Adulte, je me suis dit que j'allais réaliser mon rêve en prenant part à des expéditions en tant que médecin. La première étape était de déménager à Grenoble (38), ce que j'ai fait. Je me suis fait embaucher à l'hôpital en radiologie, une spécialité que je savais beaucoup plus "tranquille", et où surtout il n'y avait pas de gardes à effectuer. J'habitais à l'auberge de jeunesse de Grenoble, remplie d'Américains à l'époque, parce que les jeux Olympiques venaient de s'y dérouler. Je m'y suis rapidement fait des copains, et c'est avec eux que j'ai démarré l'alpinisme. Peu de temps après, j'ai organisé moi-même une expédition en Patagonie. Nous étions 3. Je gagnais un peu d'argent en exerçant sur place la médecine générale, et j'avais construit de mes mains une cabane où nous vivions. Cela a duré 3 mois et j'en ai gardé un souvenir fabuleux. Après, la bougeotte ne m'a plus jamais quitté, sur terre comme sur mer.

Vos loisirs prenaient-ils le pas sur votre métier ?

J'étais à la fois structuré et insouciant. Libre. Cette insouciance m'avait été donnée par la confiance que m'accordaient mes parents et un sentiment d'autonomie que j'ai ressenti très tôt : il n'y avait pas de contraintes ni de freins, alors je savais qu'en me construisant une cabane et en élevant des poules, je pourrais survivre. Peut-être est-ce justement pour cette raison que je n'ai pas eu à décider qui de mes passions ou de mon métier devait guider ma vie.

Cette débrouillardise vous est venue très tôt ?

Je me souviens qu'à l'âge de 14 ans, je rêvais de faire de la guitare. Je n'avais pas un rond, mes parents n'avaient pas les moyens de m'en payer une, eh bien ! Je l'ai fabriquée moi-même ! J'adorais travailler le bois et bricoler. Je suis un farouche défenseur du travail manuel.

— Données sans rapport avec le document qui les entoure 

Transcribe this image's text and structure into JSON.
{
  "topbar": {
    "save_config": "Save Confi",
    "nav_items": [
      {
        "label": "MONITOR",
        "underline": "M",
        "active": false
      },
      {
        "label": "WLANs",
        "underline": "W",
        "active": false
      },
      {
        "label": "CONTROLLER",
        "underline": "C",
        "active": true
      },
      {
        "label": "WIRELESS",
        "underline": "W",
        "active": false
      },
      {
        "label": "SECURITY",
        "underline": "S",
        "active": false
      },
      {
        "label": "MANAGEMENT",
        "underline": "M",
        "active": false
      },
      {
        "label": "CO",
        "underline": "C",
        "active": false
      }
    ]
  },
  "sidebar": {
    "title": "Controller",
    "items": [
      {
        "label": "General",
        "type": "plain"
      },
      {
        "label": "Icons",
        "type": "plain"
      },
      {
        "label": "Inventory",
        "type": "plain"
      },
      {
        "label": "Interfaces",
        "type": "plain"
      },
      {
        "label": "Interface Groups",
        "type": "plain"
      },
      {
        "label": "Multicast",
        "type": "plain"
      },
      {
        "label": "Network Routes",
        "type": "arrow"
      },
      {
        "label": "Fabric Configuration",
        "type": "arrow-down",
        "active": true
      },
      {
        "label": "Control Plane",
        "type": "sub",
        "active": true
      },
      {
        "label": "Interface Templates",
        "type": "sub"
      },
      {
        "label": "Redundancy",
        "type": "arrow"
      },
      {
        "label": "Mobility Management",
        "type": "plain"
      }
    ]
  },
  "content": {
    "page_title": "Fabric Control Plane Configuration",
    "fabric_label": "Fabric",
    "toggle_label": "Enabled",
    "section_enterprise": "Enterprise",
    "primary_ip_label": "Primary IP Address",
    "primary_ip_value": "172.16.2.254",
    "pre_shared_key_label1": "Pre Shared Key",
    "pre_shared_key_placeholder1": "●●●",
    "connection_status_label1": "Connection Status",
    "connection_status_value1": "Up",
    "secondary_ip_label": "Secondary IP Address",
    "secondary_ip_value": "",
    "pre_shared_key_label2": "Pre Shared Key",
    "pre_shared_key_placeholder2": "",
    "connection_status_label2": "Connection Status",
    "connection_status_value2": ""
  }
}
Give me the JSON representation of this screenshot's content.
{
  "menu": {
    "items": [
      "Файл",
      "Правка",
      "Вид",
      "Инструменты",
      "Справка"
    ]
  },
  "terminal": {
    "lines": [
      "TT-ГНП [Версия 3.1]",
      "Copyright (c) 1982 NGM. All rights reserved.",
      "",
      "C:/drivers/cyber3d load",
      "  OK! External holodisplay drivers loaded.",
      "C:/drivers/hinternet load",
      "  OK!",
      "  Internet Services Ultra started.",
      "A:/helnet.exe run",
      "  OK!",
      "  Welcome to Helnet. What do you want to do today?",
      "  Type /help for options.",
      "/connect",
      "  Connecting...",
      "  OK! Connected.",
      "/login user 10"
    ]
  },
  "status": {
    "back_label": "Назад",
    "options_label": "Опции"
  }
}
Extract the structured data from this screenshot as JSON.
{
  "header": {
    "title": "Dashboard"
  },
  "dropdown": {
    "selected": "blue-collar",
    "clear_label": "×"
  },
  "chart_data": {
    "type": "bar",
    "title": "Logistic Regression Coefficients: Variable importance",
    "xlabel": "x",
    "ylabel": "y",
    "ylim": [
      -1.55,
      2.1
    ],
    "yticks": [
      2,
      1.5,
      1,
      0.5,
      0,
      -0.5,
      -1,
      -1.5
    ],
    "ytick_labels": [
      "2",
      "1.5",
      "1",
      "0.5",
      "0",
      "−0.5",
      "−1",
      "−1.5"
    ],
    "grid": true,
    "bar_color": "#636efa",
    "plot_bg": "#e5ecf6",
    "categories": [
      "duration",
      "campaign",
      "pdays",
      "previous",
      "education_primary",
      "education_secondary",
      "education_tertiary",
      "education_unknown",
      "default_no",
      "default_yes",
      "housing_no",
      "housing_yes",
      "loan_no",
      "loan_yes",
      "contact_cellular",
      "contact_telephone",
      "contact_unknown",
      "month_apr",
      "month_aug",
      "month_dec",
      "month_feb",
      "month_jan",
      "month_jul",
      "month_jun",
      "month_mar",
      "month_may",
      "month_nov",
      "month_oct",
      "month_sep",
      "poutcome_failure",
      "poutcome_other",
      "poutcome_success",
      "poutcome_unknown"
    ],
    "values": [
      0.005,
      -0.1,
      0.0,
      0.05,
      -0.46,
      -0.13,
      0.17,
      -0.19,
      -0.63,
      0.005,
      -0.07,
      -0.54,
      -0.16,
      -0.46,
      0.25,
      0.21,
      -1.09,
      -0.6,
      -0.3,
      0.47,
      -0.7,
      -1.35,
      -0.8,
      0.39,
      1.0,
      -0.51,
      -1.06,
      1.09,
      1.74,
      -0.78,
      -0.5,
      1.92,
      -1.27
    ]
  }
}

Vos parents étaient-ils fiers de votre parcours ?

En plus, mon père redoutait la longueur des études. Il aurait sans doute préféré me voir travailler plus tôt. Mon père n'aimait pas l'idée que je fasse médecine. Il ne voulait pas voir son fils se transformer en bourgeois.

Ma mère a été très fière de me voir étudier la médecine et réussir dans ce domaine

Ma mère, qui tenait un petit commerce de vêtements, était une femme très aimante. Elle était issue d'une famille de maçons italiens qui s'étaient implantés en Alsace. Elle a été très fière de me voir étudier la médecine et réussir dans ce domaine.

À votre avis, un parcours comme le vôtre est-il encore possible aujourd'hui ?

Oui, j'en suis certain. Il faut se donner la liberté de faire ce qu'on a envie de faire, tout en étant capable de s'engager. C'est important, l'engagement, et c'est basé sur la confiance en soi. On a souvent envie d'abandonner parce qu'on est dans un environnement hostile. Or il faut justement résister à la tentation de l'abandon quand cela devient difficile.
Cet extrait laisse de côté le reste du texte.